The functional versatility of CREM is determined by its modular structure.

The CREM gene (cAMP-responsive element modulator) generates both activators and repressors of cAMP-induced transcription by alternative splicing. We determined the exon structure of the CREM gene and have identified new isoforms. We show that CREM isoforms with different structural characteristics are generated by the shuffling of exons to produce proteins with various combinations of functional domains. CREM proteins bind efficiently to CREs and here we demonstrate that the various isoforms heterodimerize in vivo with each other and with CREB. The two alternative DNA binding domains of CREM, which are differentially spliced in the various isoforms, show distinct binding efficiencies, while CREM alpha/CREB heterodimers exhibit stronger binding than CREM beta/CREB heterodimers to a consensus CRE in vitro.
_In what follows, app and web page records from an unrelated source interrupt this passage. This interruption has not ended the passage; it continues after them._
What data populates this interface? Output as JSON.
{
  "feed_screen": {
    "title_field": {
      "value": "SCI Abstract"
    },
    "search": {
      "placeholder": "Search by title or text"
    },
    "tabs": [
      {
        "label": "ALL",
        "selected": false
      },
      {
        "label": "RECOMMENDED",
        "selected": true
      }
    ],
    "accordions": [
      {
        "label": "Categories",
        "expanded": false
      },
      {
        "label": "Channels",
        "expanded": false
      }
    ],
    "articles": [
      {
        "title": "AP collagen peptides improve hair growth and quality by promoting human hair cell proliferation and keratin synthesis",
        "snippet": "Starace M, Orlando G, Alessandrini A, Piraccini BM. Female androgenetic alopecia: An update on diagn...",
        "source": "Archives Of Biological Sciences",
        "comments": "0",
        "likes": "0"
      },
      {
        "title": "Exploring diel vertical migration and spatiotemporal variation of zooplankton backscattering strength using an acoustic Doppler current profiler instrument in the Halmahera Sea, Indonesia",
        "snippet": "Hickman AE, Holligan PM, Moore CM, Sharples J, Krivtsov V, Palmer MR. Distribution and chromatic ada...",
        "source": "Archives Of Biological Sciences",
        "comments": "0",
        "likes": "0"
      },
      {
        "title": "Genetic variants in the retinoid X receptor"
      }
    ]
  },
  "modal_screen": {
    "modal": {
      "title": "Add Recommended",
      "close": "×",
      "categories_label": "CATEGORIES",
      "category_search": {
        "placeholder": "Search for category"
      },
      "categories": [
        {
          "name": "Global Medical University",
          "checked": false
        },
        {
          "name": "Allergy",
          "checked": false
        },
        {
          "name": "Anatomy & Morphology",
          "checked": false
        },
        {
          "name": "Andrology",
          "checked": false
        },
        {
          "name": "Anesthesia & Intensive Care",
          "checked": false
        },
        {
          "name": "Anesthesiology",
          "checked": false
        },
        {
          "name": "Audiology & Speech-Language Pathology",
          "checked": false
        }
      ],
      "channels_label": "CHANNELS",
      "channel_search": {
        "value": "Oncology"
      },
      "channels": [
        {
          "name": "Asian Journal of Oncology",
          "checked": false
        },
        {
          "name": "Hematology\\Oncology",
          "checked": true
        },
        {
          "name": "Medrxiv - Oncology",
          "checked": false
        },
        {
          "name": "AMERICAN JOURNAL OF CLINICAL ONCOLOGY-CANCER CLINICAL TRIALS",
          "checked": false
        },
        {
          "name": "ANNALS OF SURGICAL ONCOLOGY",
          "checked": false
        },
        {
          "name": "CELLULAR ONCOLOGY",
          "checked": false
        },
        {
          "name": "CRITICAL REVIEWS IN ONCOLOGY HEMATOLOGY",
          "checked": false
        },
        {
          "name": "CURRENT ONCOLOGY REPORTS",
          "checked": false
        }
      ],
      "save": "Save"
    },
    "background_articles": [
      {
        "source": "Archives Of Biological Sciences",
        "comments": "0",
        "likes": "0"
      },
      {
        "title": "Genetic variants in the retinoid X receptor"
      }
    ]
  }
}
We identify the protein domains involved in activation function and find that the phosphorylation domain and a single glutamine-rich domain are sufficient for activation. A minimal CREM repressor, containing only the b-Zip motif, efficiently antagonizes cAMP-induced transcription. In addition, phosphorylation may reduce repressor function, as a CREM beta mutant carrying a mutation of the serine phosphoacceptor site (CREM beta 68) represses more efficiently than the wild-type CREM beta.